One of the joys of Twangville is having a somewhat front row seat to watch the arc of an artist’s career. We’ve been fans of Brett Newski and his music for many years now. We’ve watched him transition from a solo musical nomad, touring relentlessly with acoustic guitar in hand, to a more seasoned road warrior who now more frequently travels with drummer Matt Spatola as an electrified power duo.
Newski continues his journey this Friday with the release of Don’t Let the Bastards Get You Down. The album finds him maturing in musical confidence, toughness and lyrical perspective. The ten song collection takes on anxiety, both the singer’s own and that which he sees in the world around him. Newski approaches it mostly with an optimistic attitude even as he rebels against the stresses of modern life.
Don’t Let the Bastards Get You Down rocks with an air of defiance, a portrait of a musician on a mission to fight through the bad in search of the good. One who isn’t afraid to stand up to the bullshit that is inevitably encountered along the way. All the better that the battles are set to a backdrop of crunchy guitars and catchy hooks.
SAYS NEWSKI: A SONG BY SONG COMMENTARY
Grow Your Garden
The world is more competitive than ever and people are feeling inferior to their peers, whether they are at the top of the mountain or not. “Grow Your Garden” is a song about taking care of yourself in manic times. It’s about ignoring the traps of comparison that the internet brings to the mayhemic modern world.
What’d Ya Got to Lose ?
So many people get stuck in a life they didn’t plan for…an emotional prison that takes shape in a uneventful relationship, addictive vice, or wildly uninspiring employment situation. “What’d Ya Got to Lose” is about breaking those vicious cycles that seem impossible to break. PIVOT. START OVER. What’s on the other side? Can it be worse than it is now?
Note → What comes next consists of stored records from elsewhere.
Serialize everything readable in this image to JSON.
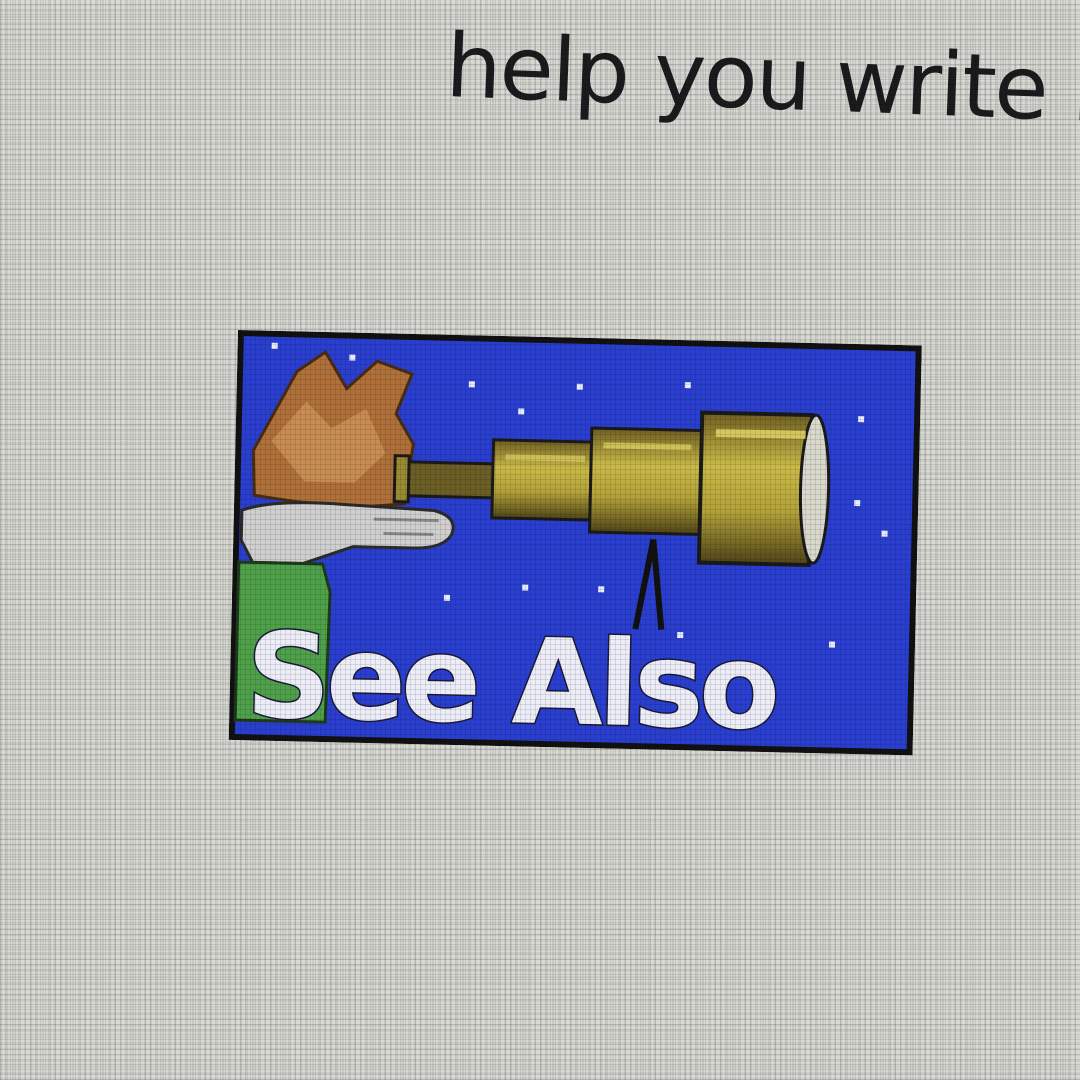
{
  "page": {
    "body_text_fragment": "help you write re"
  },
  "see_also_button": {
    "label": "See Also",
    "icon": "telescope-icon",
    "colors": {
      "background": "#2a3fd0",
      "border": "#111111",
      "label": "#ecedf7",
      "telescope": "#b3a23a",
      "hand": "#cfcfcf",
      "hair": "#b0703a",
      "sleeve": "#4fa04a"
    }
  }
}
If you have a good head on your shoulders, you will land on your feet.
Do It Again
“Do It Again” is about getting addicted to someone who is bad for you.
No Self Control
Every human has a vice. If it’s not drinking, it’s smoking. If it’s not smoking, it’s sex. If it’s not sex, it’s food. If it’s not food, it’s excessive screen-time. Every person has that little voice in their conscious…a self-bully that nestles inside. Best not to listen to that lil bastard.
No matter what you do, there will ALWAYS be people who want you to fail. You can’t win ‘em all. Even Mr. Rogers had haters. Jesus has haters. Now, technology magnifies the haters, as they can attack anonymously from behind a smokescreen.
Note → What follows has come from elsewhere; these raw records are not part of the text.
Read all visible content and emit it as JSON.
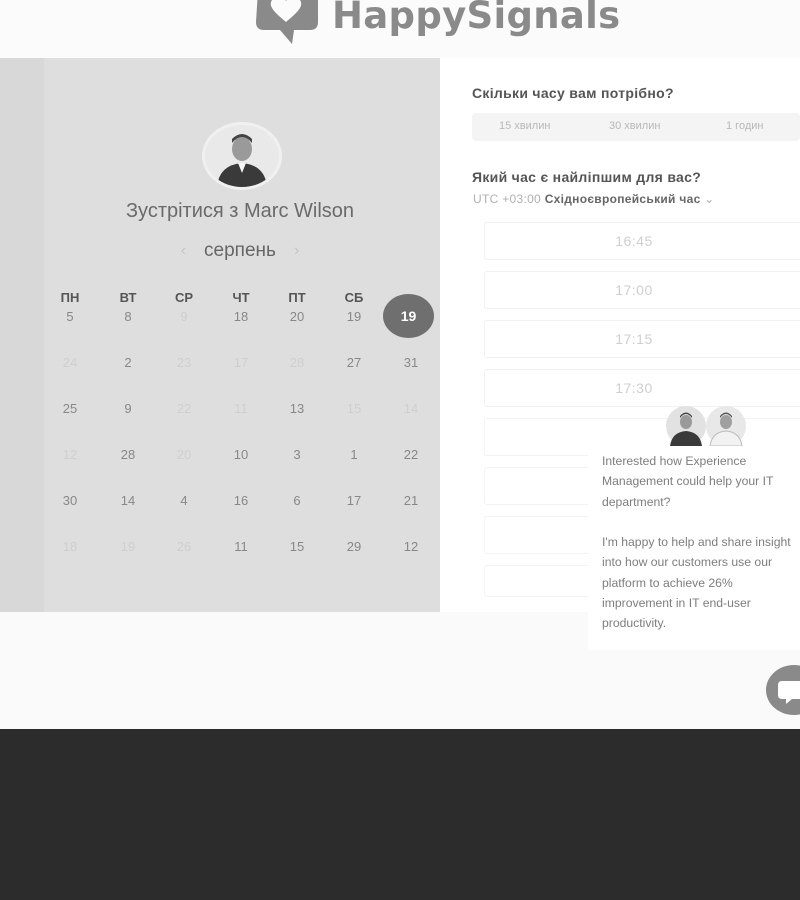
{
  "header": {
    "brand": "HappySignals",
    "logo_icon": "chat-heart-logo-icon"
  },
  "calendar": {
    "title": "Зустрітися з Marc Wilson",
    "month": "серпень",
    "prev_icon": "chevron-left-icon",
    "next_icon": "chevron-right-icon",
    "weekdays": [
      "ПН",
      "ВТ",
      "СР",
      "ЧТ",
      "ПТ",
      "СБ"
    ],
    "selected_day": "19",
    "rows": [
      [
        "5",
        "8",
        "9",
        "18",
        "20",
        "19"
      ],
      [
        "24",
        "2",
        "23",
        "17",
        "28",
        "27",
        "31"
      ],
      [
        "25",
        "9",
        "22",
        "11",
        "13",
        "15",
        "14"
      ],
      [
        "12",
        "28",
        "20",
        "10",
        "3",
        "1",
        "22"
      ],
      [
        "30",
        "14",
        "4",
        "16",
        "6",
        "17",
        "21"
      ],
      [
        "18",
        "19",
        "26",
        "11",
        "15",
        "29",
        "12"
      ]
    ]
  },
  "booking": {
    "duration_question": "Скільки часу вам потрібно?",
    "durations": [
      "15 хвилин",
      "30 хвилин",
      "1 годин"
    ],
    "time_question": "Який час є найліпшим для вас?",
    "timezone_offset": "UTC +03:00",
    "timezone_name": "Східноєвропейський час",
    "timezone_caret_icon": "caret-down-icon",
    "slots": [
      "16:45",
      "17:00",
      "17:15",
      "17:30"
    ]
  },
  "chat_popup": {
    "message": "Interested how Experience Management could help your IT department?\n\nI'm happy to help and share insight into how our customers use our platform to achieve 26% improvement in IT end-user productivity."
  },
  "colors": {
    "left_panel": "#dedede",
    "selected_day": "#6f6f6f",
    "footer": "#2c2c2c"
  }
}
When we hear shit-talk about us through the grapevine, it stings bad. So how to combat that? Put the horse-blinders on and focus on your own mission.
*Co-written with Pat mAcdonald (“futures so bright I gotta wear shades”) at the Holiday Motel in Door County, WI.
“Pure Garbage” is a good old-fashioned power pop song about a long, long breakup. So often, relationships get dragged out longer than they should: months, years, decades. When enough warning signs rear their head, we have to call the game.
Humans now live vicariously thru the tiny TVs in our pockets. “Lousy T-Shirt” is about realizing the power that social media has on us. When we understand its power, we can keep it at arm’s length and only use it for good.
When we don’t realize its power, we become a slave to it (whether we know it or not). When is the last time you felt truly REALLY GOOD after scrolling thru your social media feed?
Buy Me a Soul
What has THE NEWS done for us lately? The news cycle exploits our emotions, divides our communities and puts us onto teams. (It’s a sport with no victor.)
The news cycle slowly hollows out our soul until we are begging the devil to buy it back. “Buy Me a Soul” throws the red flag on the news. We are slowly becoming wise to its intentions. Once we know it’s intentions, we can deflect its harm.
Through the course of an album called Don’t Let the Bastards Get You Down, we need a love song to part the clouds. “Effervescent” addresses the hard moments of a relationship. Having the hard talks is very uncomfortable, but you always feel better afterwards.